My spacial proximity to Chinatown has many benefits and delights, including readily available cheap produce, an abundace of milk crates for creating fashionable furniture, and the presence of co-passengers on the streetcar, laden down with plastic bags with exotic scripts and strange smells. But today, the concept of a "city within a city" has been taken to a new level. All day there has been a tremendous comotion outside our house. While the comotion is usually due to either drunken students, or recently released patients from the Centre for Addiction and Mental Health across the street, today it centres around a huge pile of dirt. Presumably, this dirt was placed there by municipal workers in preparation for the spring gardening they'll be doing at the park across the way starting Monday morning. I'm affraid, however, that they will have to start a new pile afresh, come Monday, as there has been a steady stream of Chinese ladies from the neighbourhood poaching the goods! They come with carts, waggons, buckets, spades, garbage bags, and (occasionally) husbands to supervise, and in little more than three hours, the pile is down to half what it was. Every once in a while I'll hear the screech of car tires and a house-wife type will be out there, in her kakhis and sweater-around-the-neck, filling the back of the SUV with precious, precious sod.

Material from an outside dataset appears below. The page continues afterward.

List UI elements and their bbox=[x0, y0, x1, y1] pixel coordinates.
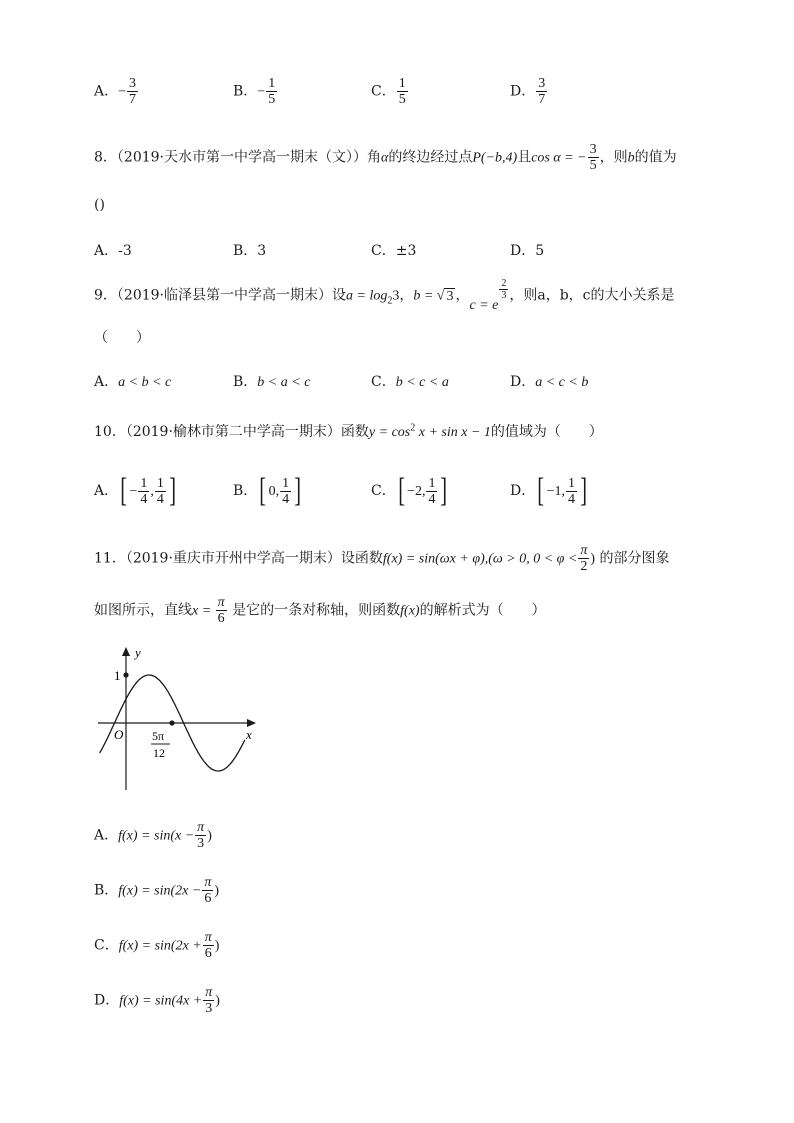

In a more serious note, I like how this event fits in to my post-colonial studies mind frame. WHat? It's just dirt. No, wait. In my political science course last semester, we talked about various ways in which citizens revolt against authoritarian post colonial states, from revolution to what is known as "quiet encroachment of the ordinary". In this form of revolt, individuals undermine the state through a variety of (primarily urban) actions, such as tapping the power grid. While it's simplist to understand today's dirt theft through a purely pragmatic lense- why buy dirt when you can get it from the sidewalk for free?- I like to think of it in more political terms. Despite our government's highly "developed" nature, we, as Canadian Citizens, still reject the notion of complete complicity to the State, and choose instead to express our non-compliance through simple acts of soil appropriation.